Please note that this application has been reassigned to the undersigned examining attorney.
MERE DESCRIPTIVENESS – SECTION 2(e)(1)
Registration was refused under Trademark Act Section 2(e)(1), 15 U.S.C. Section 1052(e)(1), because the subject matter for which registration is sought is merely descriptive of the identified goods. The undersigned examining attorney has considered the applicant's arguments carefully but has found them unpersuasive. For the reasons below, the refusal under Section 2(e)(1) is maintained and made FINAL.

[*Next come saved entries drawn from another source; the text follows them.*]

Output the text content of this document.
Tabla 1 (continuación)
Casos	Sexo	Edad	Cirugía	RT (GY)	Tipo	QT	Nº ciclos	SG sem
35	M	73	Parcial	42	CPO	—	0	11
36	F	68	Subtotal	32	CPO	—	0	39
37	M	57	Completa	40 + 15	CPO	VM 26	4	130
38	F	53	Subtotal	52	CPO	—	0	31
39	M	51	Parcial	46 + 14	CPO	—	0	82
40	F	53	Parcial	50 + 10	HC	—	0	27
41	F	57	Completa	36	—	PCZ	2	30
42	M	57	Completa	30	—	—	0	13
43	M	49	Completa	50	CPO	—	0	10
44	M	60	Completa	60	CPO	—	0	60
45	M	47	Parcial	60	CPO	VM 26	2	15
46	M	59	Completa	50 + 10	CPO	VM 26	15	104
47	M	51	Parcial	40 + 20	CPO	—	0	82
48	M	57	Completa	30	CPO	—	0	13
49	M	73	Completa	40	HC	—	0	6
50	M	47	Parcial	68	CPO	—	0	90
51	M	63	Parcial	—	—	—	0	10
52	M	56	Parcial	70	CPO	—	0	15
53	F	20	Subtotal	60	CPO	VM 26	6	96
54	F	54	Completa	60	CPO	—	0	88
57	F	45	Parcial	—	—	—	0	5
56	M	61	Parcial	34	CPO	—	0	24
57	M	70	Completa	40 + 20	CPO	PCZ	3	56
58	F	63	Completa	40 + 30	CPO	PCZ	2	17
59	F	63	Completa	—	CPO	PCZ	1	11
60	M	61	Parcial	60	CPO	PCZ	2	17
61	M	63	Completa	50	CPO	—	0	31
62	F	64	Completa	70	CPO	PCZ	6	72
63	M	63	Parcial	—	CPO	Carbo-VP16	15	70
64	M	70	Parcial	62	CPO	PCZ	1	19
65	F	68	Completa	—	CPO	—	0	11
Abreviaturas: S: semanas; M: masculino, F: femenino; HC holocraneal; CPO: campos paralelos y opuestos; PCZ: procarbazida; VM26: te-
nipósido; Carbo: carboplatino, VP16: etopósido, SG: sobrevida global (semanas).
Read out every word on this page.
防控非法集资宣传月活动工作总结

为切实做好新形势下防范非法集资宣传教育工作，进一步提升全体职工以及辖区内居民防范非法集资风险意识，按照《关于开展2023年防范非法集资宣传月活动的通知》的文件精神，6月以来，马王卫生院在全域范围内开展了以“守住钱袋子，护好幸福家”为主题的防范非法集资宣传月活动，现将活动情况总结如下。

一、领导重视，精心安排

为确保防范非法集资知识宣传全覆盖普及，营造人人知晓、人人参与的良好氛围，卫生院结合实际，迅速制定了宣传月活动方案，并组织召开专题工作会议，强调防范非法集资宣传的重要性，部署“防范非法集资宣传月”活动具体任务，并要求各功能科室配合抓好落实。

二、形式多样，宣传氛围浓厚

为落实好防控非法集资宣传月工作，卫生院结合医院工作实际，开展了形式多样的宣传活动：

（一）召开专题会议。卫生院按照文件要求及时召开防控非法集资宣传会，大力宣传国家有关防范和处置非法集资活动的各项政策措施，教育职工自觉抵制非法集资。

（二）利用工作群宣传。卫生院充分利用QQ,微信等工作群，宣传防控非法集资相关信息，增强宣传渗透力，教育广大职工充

A mark is merely descriptive under Trademark Act Section 2(e)(1), 15 U.S.C. 1052(e)(1), if it describes a quality, characteristic, function, feature, purpose or use of the relevant goods. In re Gyulay, 820 F.2d 1216, 3 USPQ2d 1009 (Fed. Cir. 1987); In re Bed & Breakfast Registry, 791 F.2d 157, 229 USPQ 818 (Fed. Cir. 1986); In re MetPath Inc., 223 USPQ 88 (TTAB 1984); In re Bright‑Crest, Ltd., 204 USPQ 591 (TTAB 1979); TMEP section 1209.01(b). It is not necessary that a term describe all of the purposes, functions, characteristics or features of the goods to be merely descriptive. It is enough if the term describes one attribute of the goods. In re H.U.D.D.L.E., 216 USPQ 358 (TTAB 1982); In re MBAssociates, 180 USPQ 338 (TTAB 1973).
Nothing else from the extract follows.